5) I'm meeting Xy (Xiang Yun) in JB this Wednesday.
6) I'm still on holiday

Bad:
1) Uneasy feeling nowadays regarding something which I'm not too sure what it is.
2) Not enough sleep
3) Friends are back, but that doesn't mean old habits are not back with them. But I can deal with this. I'm not perfect either. I probably piss people off more often than I know.
4) I have frequent nightmares now. Started again.
5) Need to spend less, but cant' help it sometimes.

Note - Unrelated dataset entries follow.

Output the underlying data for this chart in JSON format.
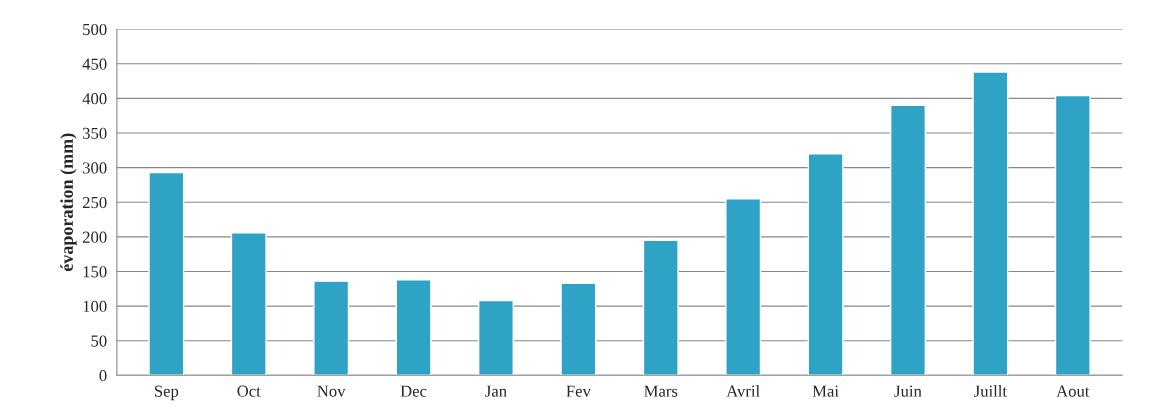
{
  "chart_data": {
    "type": "bar",
    "ylabel": "évaporation (mm)",
    "categories": [
      "Sep",
      "Oct",
      "Nov",
      "Dec",
      "Jan",
      "Fev",
      "Mars",
      "Avril",
      "Mai",
      "Juin",
      "Juillt",
      "Aout"
    ],
    "values": [
      293,
      206,
      136,
      138,
      108,
      133,
      195,
      255,
      320,
      390,
      438,
      404
    ],
    "color": "#2fa3c6",
    "ylim": [
      0,
      500
    ],
    "yticks": [
      0,
      50,
      100,
      150,
      200,
      250,
      300,
      350,
      400,
      450,
      500
    ],
    "grid": "y"
  }
}
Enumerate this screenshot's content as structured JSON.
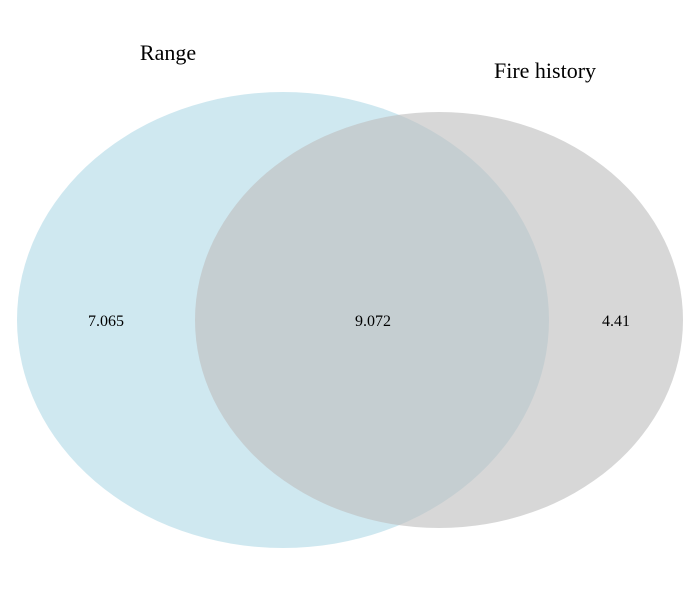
{
  "venn": {
    "sets": [
      {
        "name": "Range",
        "color": "#add8e6"
      },
      {
        "name": "Fire history",
        "color": "#bebebe"
      }
    ],
    "regions": {
      "range_only": "7.065",
      "intersection": "9.072",
      "fire_history_only": "4.41"
    }
  }
}
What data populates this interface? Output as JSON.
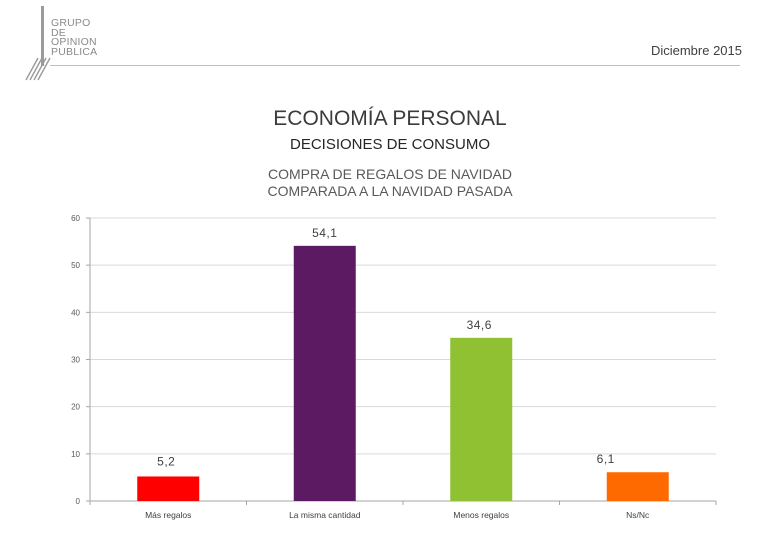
{
  "header": {
    "logo_lines": [
      "GRUPO",
      "DE",
      "OPINION",
      "PUBLICA"
    ],
    "date": "Diciembre 2015"
  },
  "titles": {
    "main": "ECONOMÍA PERSONAL",
    "sub": "DECISIONES DE CONSUMO",
    "chart_title_line1": "COMPRA DE REGALOS DE NAVIDAD",
    "chart_title_line2": "COMPARADA A LA NAVIDAD PASADA"
  },
  "chart_data": {
    "type": "bar",
    "categories": [
      "Más regalos",
      "La misma cantidad",
      "Menos regalos",
      "Ns/Nc"
    ],
    "values": [
      5.2,
      54.1,
      34.6,
      6.1
    ],
    "value_labels": [
      "5,2",
      "54,1",
      "34,6",
      "6,1"
    ],
    "colors": [
      "#ff0000",
      "#5c1a63",
      "#8fc132",
      "#ff6a00"
    ],
    "ylim": [
      0,
      60
    ],
    "yticks": [
      0,
      10,
      20,
      30,
      40,
      50,
      60
    ],
    "grid": true,
    "legend": "none"
  }
}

Well, all is good though. I'm still happy and all, great to be alive. Good to be with friends. Lucky to survive until this year. I'm still hoping to find the right person, who thinks the sun shines out of my ass even when I'm angry, sad, happy, ugly, fat or handsome. (Bad example, but it's the first thing in my head.) Haha, good night folks.


it's 3:49 AM now

Friday, February 01, 2008

Cheers~

It's not often that you wake up one day and suddenly your whole world feels alright, and things seem to fall into place, even if there are few little noticeable bad vibes around. Strange, how after one whole year of being down in the dumps, be it relationship related problems, family related problems, or work related problems, everything starts to be in perfect motion. Not that I'm complaining of course.

Despite how hectic things are lately with moving and arranging things, how the daily morons seem to tick me off, how the price of taking a cab has risen extremely, or even how I just got kicked by my cousin in the head, everything seems...fine?

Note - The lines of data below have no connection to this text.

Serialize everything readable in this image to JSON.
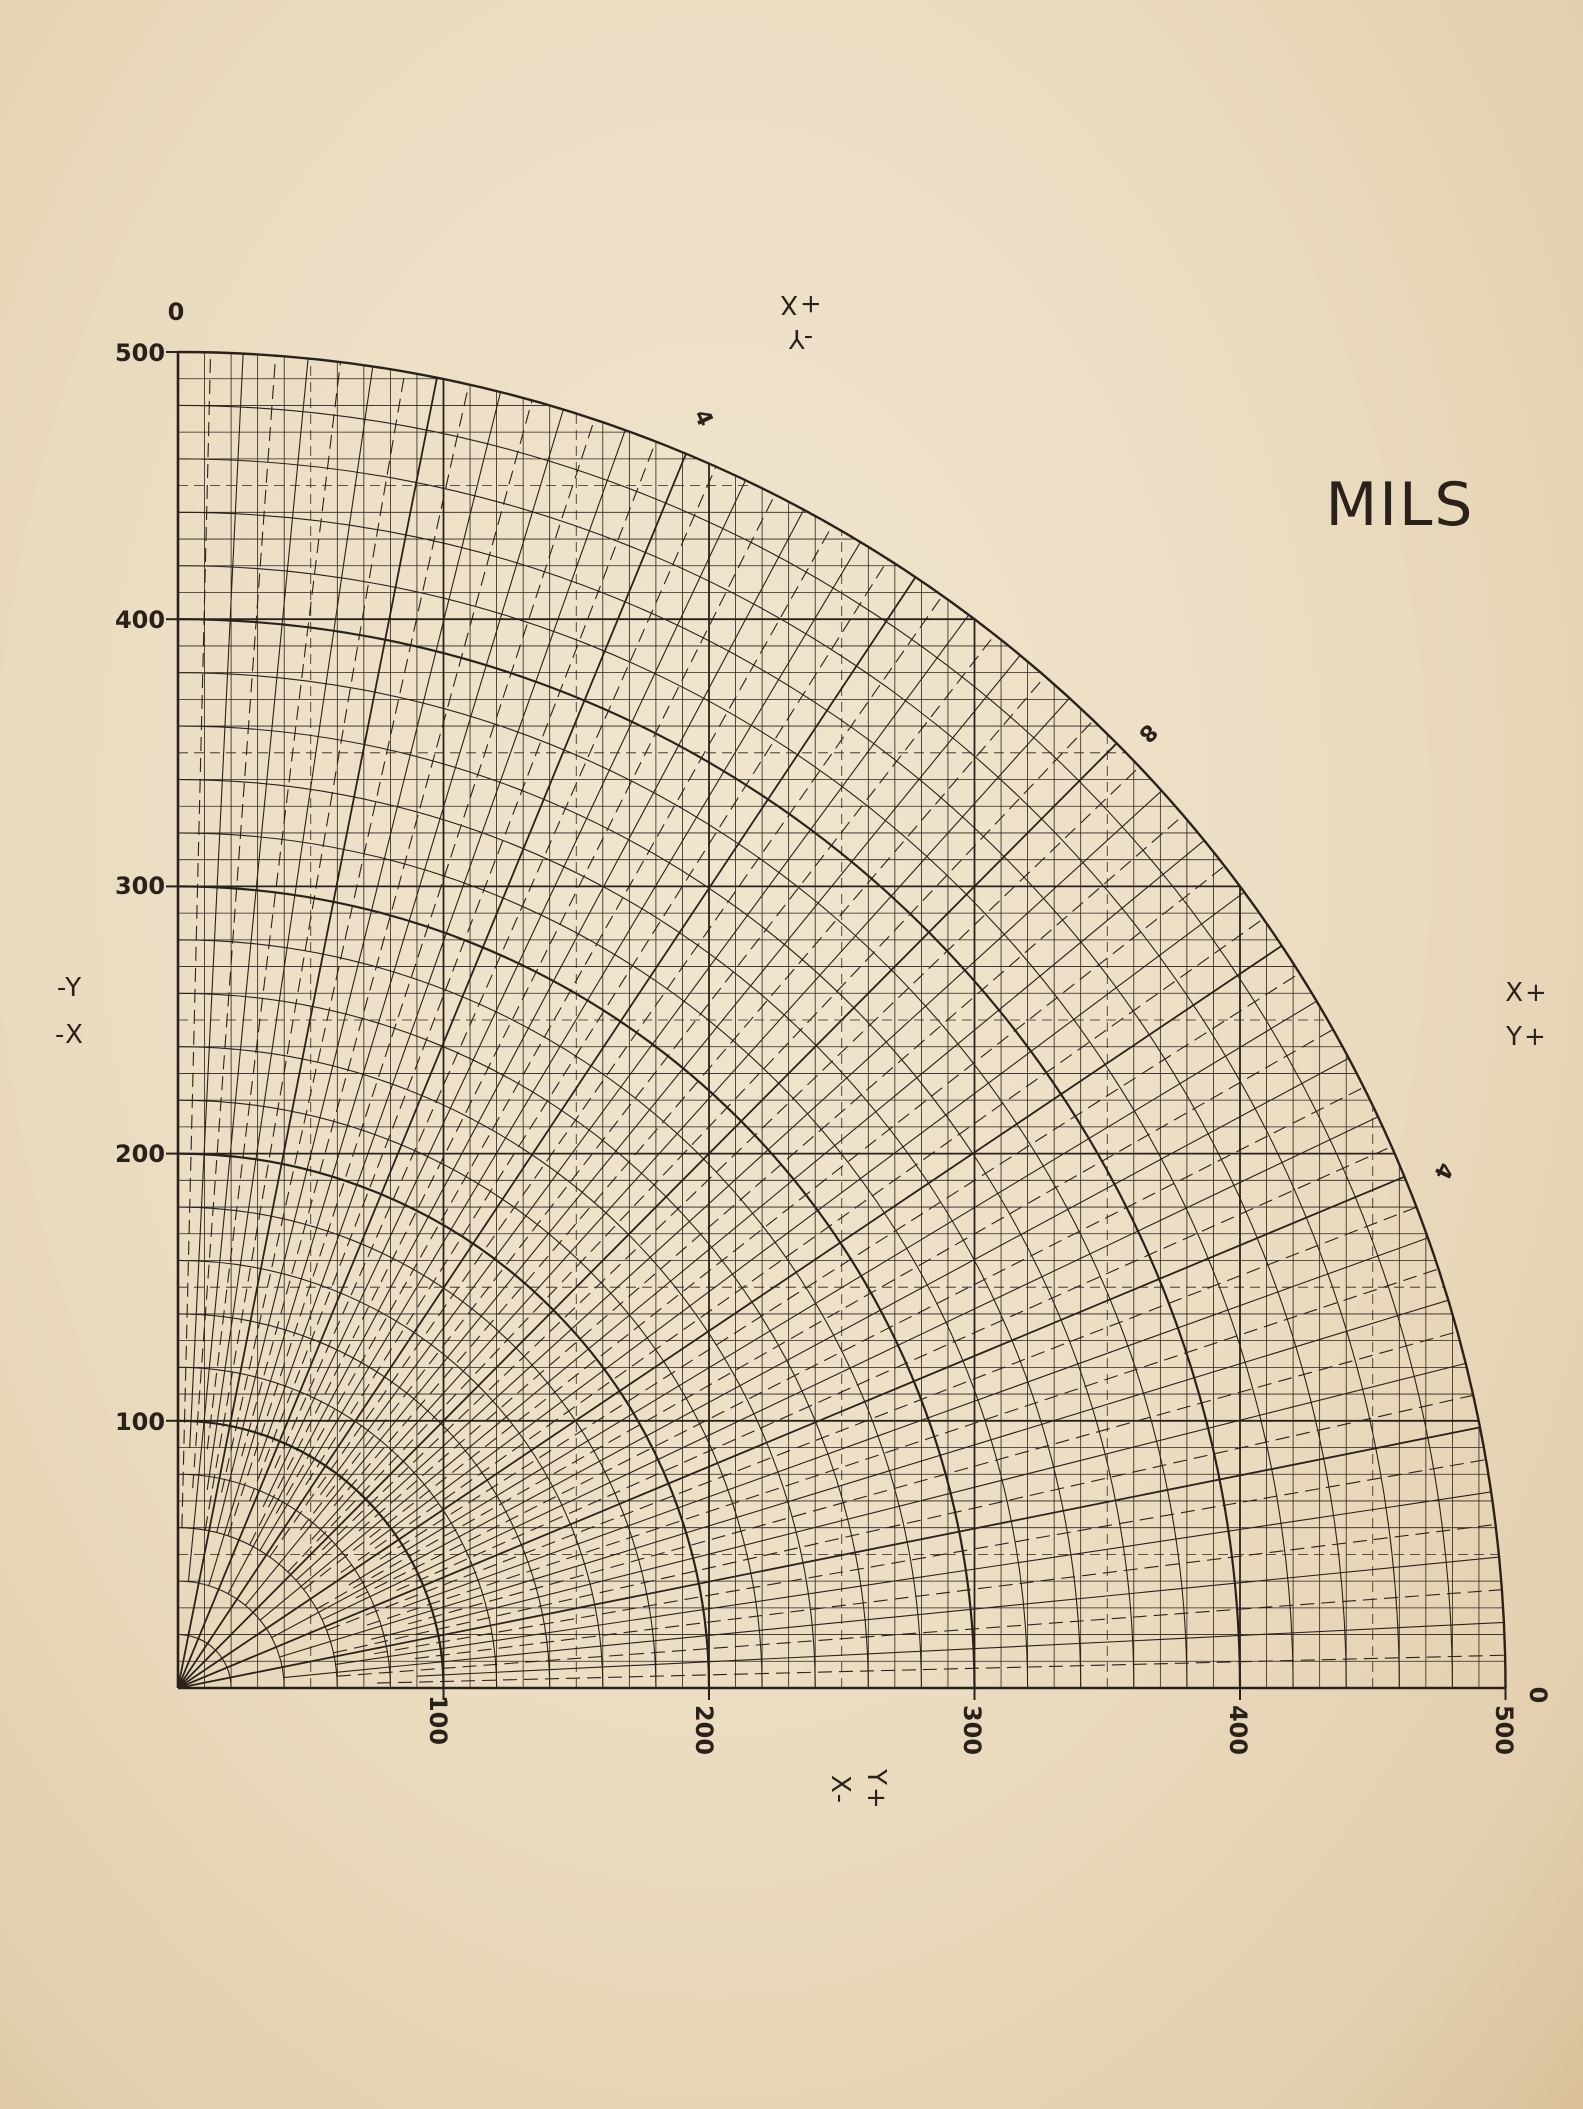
{
  "title": "MILS",
  "axis_ticks": {
    "values": [
      0,
      100,
      200,
      300,
      400,
      500
    ],
    "y_labels": [
      "0",
      "100",
      "200",
      "300",
      "400",
      "500"
    ],
    "x_labels": [
      "100",
      "200",
      "300",
      "400",
      "500"
    ],
    "right_zero": "0"
  },
  "quadrant_labels": {
    "top": [
      "-Y",
      "+X"
    ],
    "left": [
      "-Y",
      "-X"
    ],
    "right": [
      "X+",
      "Y+"
    ],
    "bottom": [
      "X-",
      "Y+"
    ]
  },
  "radial_markers": [
    "4",
    "8",
    "4"
  ],
  "colors": {
    "paper": "#ecdec4",
    "ink": "#2a221a"
  },
  "chart_data": {
    "type": "polar-grid",
    "max_radius": 500,
    "grid_spacing": 10,
    "arc_spacing": 20,
    "xlim": [
      0,
      500
    ],
    "ylim": [
      0,
      500
    ]
  }
}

Sure, I get around to complaining like I always do, but there's nothing that I'm not happy about. At least, not yet I suppose. But this is good. I've got new goals and all that I've established, and I plan to try to make it to my goals.

Also, no matter how odd this may sound, seeing as to how I rarely, or never mention God in my entries at all, I suppose I have Him to thank for all this good vibe thing that's going on lately.

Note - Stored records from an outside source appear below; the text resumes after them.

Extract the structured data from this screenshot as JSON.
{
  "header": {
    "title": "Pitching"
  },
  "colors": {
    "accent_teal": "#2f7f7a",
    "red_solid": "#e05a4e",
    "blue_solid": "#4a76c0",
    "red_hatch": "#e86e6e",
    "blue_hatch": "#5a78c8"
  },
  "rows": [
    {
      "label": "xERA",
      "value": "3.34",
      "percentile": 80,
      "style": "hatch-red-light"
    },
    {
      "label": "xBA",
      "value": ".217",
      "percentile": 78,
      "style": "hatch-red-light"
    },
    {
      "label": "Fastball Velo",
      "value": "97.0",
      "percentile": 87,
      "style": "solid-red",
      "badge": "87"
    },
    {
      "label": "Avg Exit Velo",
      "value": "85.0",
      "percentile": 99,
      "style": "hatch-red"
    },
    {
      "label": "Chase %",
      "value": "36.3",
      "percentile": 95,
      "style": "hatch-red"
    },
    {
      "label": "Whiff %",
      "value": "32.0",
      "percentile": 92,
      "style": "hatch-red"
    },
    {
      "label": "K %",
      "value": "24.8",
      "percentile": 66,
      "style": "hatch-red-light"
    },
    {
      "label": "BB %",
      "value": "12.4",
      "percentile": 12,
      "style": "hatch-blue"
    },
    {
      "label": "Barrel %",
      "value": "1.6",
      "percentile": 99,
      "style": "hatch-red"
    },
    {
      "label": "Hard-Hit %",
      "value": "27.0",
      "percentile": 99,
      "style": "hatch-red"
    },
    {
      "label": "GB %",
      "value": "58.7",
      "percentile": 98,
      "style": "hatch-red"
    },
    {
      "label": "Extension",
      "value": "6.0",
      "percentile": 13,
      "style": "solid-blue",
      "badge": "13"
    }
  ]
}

Anyways, I'll be heading to Melaka on the 5th for the reunion of the family members on my dad's side of the family. And until then I have my plague of minor things to settle. Like making sure my internet line is there when I come back from Melaka, and making sure I've washed all my favourite clothes, etc etc. Which reminds me, I still haven't gotten my CNY clothes yet. I'll probably go hunt in Sungei Wang when I find the time, trying to survive with what I have for the moment.

Some more good news include Kenny coming to LKW to study! Yay, and the new place looks great, cept' for the fact that we don't have much furniture yet. Went around IKEA looking for some stuff which we might get once everyone who's suppose to move in with us has moved in already. (PS3 anyone?)

Well, it's freaking 4.40am in the morning but I feel great and awake, but I can't say the same about my dead asleep cousin behind me. I'll be off now, gonna read the final Harry Potter book before I attempt to doze off. Good Night, Good Day, and see you all around when I have my own net!